Grayson Perry on his way to York thanks to Tweeting teddy bear

Perry and Padmin, together at last: artist Grayson Perry (photograph: BBC) and Padmin Bear
30 Jan 2014 @ 8.13 am
| News
Perry and Padmin, together at last: artist Grayson Perry (photograph: BBC) and Padmin Bear
Perry and Padmin, together at last: artist Grayson Perry (photograph: BBC) and Padmin Bear

York’s venerable museums will never have experienced anything quite like it. Grayson Perry, the prize-winning, cross-dressing artist is on his way to play hide and seek with a giant teddy bear.

Why? Because we want him too. More than 5,000 people for Grayson to come to the special event at the Yorkshire Museum on May 15 in the Museums at Night Connect10 competition.

Four museums were battling it out to win Grayson but the Yorkshire Museum topped the vote, ahead of the Freud Museum, Courtauld Gallery and the Museum of Soho – all in London.

This followed a Twitter campaign by York Museums Trust, led by Padmin Bear, one of the teddies in the trust’s collection. Padmin visited the Jorvik Viking Centre, the Theatre Royal panto and other city institutions, Tweeting all the time as @MuseumBear.

Twitter star Padmin the Bear, his six foot brown bear friend from the museum's taxidermy collection and guide Rania Zein-Elabdin. Photograph: York Museums Trust
Twitter star Padmin the Bear, his six foot brown bear friend from the museum’s taxidermy collection and guide Rania Zein-Elabdin. Photograph: York Museums Trust

Grayson agreed to put Yorkshire Museum on his shortlist of potential venues to visit because he liked the idea of a giant game of teddy bear hide and seek.

His own childhood teddy and muse Alan Measles sometimes features in the potter’s work.

Grayson, 53, is from Chelmsford, Essex.
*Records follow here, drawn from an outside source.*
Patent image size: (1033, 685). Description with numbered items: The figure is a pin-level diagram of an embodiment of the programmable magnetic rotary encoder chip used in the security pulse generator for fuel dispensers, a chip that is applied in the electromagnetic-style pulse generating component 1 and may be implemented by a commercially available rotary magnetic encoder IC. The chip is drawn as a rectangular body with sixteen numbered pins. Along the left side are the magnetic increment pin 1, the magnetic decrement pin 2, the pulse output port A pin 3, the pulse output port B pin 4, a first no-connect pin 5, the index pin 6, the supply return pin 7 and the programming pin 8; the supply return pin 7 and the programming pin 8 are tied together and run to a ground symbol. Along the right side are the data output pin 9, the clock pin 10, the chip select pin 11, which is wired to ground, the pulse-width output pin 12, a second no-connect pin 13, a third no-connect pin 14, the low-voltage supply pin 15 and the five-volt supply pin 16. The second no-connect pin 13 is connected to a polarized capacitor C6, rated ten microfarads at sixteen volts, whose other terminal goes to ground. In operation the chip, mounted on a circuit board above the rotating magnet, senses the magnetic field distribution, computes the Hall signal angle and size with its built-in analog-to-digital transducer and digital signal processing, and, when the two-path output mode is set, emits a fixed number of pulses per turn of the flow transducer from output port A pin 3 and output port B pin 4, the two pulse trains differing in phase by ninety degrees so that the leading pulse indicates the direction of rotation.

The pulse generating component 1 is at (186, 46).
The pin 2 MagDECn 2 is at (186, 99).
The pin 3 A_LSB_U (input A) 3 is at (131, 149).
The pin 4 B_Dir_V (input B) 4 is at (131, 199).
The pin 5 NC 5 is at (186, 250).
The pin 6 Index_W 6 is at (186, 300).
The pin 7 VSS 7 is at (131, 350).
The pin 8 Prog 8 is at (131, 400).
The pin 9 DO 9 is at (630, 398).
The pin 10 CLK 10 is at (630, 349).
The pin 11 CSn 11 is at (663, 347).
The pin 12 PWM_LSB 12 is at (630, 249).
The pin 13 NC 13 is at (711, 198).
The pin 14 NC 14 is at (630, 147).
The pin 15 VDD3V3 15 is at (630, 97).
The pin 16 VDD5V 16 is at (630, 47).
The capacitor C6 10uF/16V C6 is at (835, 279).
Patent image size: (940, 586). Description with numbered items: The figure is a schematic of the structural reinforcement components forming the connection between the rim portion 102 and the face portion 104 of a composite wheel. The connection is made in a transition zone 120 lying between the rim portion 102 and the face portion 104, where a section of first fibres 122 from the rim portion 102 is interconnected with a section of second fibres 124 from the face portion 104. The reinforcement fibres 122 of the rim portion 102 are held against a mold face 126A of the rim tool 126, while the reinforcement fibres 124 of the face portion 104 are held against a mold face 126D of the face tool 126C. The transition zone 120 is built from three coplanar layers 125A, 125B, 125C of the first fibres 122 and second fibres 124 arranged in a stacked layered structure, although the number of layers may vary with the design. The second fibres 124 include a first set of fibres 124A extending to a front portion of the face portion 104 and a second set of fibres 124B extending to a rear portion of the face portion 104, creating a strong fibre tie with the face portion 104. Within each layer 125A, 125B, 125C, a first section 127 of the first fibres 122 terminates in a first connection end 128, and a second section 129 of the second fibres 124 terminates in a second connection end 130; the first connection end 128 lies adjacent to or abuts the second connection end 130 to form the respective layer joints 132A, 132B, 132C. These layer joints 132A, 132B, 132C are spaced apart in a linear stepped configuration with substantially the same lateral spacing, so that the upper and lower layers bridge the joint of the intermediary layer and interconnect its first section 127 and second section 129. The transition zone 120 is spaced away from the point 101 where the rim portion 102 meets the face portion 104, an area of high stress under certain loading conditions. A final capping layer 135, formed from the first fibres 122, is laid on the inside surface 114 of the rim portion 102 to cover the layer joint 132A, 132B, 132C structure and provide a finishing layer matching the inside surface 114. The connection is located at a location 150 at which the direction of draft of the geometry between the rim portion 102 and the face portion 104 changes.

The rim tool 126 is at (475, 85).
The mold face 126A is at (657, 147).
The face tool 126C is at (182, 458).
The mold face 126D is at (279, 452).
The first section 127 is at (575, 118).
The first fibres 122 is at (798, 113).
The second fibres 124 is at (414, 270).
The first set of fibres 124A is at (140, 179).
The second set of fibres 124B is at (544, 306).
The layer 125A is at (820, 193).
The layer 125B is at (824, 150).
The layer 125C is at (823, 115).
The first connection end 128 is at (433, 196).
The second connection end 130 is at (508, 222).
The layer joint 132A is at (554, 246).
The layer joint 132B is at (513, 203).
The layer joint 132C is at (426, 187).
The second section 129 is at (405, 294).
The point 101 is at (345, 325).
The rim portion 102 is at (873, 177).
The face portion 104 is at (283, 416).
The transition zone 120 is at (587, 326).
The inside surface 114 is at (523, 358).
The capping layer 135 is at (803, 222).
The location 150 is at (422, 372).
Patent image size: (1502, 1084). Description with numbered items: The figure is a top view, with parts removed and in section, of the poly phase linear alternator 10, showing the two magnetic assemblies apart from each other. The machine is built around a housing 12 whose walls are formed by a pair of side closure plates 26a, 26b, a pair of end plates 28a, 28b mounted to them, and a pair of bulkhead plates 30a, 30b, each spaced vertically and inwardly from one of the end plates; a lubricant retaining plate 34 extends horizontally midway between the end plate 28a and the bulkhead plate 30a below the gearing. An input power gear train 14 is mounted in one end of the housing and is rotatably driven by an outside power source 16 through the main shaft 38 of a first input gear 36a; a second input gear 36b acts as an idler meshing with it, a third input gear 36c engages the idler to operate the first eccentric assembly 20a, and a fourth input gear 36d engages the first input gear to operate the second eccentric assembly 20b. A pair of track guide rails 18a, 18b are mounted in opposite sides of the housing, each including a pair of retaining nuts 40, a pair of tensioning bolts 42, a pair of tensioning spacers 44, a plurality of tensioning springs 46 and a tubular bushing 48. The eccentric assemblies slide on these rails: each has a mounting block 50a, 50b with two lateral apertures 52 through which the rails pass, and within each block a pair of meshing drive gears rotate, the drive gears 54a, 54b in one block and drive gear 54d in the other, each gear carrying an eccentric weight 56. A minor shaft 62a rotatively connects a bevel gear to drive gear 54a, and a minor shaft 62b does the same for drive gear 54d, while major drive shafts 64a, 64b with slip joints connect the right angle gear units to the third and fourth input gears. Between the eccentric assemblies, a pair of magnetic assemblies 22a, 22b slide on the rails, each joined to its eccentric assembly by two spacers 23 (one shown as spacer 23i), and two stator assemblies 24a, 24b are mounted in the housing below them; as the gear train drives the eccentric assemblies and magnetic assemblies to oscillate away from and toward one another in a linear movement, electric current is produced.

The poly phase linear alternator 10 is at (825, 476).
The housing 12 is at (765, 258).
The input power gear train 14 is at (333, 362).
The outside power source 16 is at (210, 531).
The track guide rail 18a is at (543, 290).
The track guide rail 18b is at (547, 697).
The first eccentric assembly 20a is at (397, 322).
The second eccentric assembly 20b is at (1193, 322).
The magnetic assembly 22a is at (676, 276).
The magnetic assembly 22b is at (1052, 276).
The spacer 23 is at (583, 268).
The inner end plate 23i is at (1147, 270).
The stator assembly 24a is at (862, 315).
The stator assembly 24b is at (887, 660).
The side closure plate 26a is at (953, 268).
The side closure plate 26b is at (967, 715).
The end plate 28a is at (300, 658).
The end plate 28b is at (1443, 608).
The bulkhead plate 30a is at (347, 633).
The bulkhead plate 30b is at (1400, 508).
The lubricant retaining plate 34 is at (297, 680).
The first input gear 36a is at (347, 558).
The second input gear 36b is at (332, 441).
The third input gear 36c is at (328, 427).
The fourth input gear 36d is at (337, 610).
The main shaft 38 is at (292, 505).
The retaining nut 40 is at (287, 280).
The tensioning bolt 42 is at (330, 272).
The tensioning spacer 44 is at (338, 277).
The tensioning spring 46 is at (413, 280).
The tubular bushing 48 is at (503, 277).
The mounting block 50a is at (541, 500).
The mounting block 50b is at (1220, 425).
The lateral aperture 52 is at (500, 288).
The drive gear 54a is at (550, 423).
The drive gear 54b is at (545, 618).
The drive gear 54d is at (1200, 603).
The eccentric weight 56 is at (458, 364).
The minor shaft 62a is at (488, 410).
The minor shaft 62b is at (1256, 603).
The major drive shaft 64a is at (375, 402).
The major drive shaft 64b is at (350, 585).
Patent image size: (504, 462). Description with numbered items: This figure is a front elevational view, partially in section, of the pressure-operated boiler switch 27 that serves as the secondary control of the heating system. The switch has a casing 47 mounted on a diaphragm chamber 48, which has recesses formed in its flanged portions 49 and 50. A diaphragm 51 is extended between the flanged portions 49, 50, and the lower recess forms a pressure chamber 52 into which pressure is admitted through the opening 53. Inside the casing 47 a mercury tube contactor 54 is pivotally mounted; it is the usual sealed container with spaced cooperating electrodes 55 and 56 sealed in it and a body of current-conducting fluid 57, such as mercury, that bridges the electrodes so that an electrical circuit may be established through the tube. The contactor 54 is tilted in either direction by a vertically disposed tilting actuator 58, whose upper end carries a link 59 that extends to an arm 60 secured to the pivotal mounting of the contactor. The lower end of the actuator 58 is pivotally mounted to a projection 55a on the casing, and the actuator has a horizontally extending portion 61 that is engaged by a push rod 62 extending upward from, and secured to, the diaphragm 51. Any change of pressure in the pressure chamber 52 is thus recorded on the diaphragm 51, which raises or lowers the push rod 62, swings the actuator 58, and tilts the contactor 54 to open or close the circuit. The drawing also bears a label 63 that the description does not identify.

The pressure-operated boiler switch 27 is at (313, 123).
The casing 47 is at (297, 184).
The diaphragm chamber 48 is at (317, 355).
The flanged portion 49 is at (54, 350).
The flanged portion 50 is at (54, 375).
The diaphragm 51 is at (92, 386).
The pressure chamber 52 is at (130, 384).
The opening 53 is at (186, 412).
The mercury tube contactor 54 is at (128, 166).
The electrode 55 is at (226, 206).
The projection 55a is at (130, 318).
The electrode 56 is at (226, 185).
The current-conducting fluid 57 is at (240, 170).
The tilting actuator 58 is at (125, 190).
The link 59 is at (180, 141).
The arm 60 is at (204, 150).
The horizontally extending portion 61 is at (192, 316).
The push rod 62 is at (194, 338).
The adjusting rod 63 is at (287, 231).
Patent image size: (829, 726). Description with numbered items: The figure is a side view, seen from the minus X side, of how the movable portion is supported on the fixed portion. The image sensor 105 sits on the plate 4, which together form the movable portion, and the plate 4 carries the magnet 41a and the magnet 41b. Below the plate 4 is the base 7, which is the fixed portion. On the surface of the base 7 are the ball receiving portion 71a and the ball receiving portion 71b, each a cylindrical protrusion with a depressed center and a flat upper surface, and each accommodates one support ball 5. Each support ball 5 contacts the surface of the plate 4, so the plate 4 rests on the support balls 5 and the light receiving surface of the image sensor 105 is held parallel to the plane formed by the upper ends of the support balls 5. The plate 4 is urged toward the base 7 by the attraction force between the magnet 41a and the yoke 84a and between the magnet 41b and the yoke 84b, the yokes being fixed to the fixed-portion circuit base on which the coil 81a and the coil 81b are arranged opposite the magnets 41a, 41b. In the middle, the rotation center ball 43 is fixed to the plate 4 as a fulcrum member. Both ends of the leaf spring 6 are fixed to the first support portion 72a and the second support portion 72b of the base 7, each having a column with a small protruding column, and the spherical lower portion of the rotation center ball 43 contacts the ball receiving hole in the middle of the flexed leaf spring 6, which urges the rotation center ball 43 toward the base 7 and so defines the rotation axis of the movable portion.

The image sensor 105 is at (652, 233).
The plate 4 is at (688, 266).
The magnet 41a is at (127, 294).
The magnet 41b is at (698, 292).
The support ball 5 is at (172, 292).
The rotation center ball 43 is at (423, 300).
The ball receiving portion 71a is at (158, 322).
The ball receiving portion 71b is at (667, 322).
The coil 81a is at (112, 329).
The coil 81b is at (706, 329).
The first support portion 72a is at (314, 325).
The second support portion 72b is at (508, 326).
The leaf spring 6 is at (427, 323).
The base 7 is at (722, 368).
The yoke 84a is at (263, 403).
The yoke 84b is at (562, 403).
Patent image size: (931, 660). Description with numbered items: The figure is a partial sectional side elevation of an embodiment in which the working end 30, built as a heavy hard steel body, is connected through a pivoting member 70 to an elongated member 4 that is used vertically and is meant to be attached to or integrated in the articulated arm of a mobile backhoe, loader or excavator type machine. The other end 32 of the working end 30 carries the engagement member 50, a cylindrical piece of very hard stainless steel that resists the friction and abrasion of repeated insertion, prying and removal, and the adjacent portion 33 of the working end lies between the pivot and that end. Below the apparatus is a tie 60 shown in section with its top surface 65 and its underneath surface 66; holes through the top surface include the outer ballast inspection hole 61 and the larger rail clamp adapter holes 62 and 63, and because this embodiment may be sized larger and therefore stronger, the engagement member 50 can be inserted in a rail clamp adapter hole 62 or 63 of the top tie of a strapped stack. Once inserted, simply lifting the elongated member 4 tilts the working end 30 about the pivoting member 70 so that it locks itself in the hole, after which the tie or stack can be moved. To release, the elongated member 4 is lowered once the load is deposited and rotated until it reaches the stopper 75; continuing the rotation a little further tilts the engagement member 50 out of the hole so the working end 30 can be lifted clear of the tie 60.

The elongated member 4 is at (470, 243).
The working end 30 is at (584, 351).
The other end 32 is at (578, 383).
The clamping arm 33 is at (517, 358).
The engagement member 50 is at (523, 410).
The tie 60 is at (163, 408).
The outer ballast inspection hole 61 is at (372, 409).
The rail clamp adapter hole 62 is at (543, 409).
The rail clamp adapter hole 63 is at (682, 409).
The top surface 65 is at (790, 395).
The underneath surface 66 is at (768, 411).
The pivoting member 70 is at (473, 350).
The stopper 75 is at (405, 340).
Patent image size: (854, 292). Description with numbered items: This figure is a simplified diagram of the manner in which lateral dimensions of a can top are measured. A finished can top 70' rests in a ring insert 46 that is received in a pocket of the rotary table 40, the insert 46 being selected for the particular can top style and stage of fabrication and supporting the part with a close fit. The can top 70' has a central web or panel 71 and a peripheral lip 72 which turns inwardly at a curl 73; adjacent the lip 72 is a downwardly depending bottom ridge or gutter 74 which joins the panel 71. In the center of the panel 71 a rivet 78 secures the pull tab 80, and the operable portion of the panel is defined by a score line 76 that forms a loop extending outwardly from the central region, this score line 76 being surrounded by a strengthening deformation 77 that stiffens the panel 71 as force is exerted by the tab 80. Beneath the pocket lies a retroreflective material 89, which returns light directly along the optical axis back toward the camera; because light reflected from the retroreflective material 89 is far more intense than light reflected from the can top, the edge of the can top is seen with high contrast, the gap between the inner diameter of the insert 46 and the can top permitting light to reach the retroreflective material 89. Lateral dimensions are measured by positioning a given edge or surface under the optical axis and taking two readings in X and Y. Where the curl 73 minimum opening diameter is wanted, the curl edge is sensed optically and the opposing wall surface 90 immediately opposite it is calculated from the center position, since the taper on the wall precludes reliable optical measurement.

He is best known for his ceramic vases and the fact that he sometimes dresses as his female alter-ego, Claire.

In 2003 he won the Turner Prize, and last year gave the prestigious Reith Lectures on BBC Radio Four.

“We are absolutely delighted that Grayson Perry is coming to the Yorkshire Museum,” said Gaby Lees, assistant curator of art learning

“Our bear campaign really seemed to capture the imagination of people and we would like to thank everyone who voted for us.

“The results show that we had nearly 5,500 votes – the most any museum has ever got in the history of the Museums at Night competition.

“We will now work with Grayson to plan the fabulous teddy bear themed free event, which will take place in May.”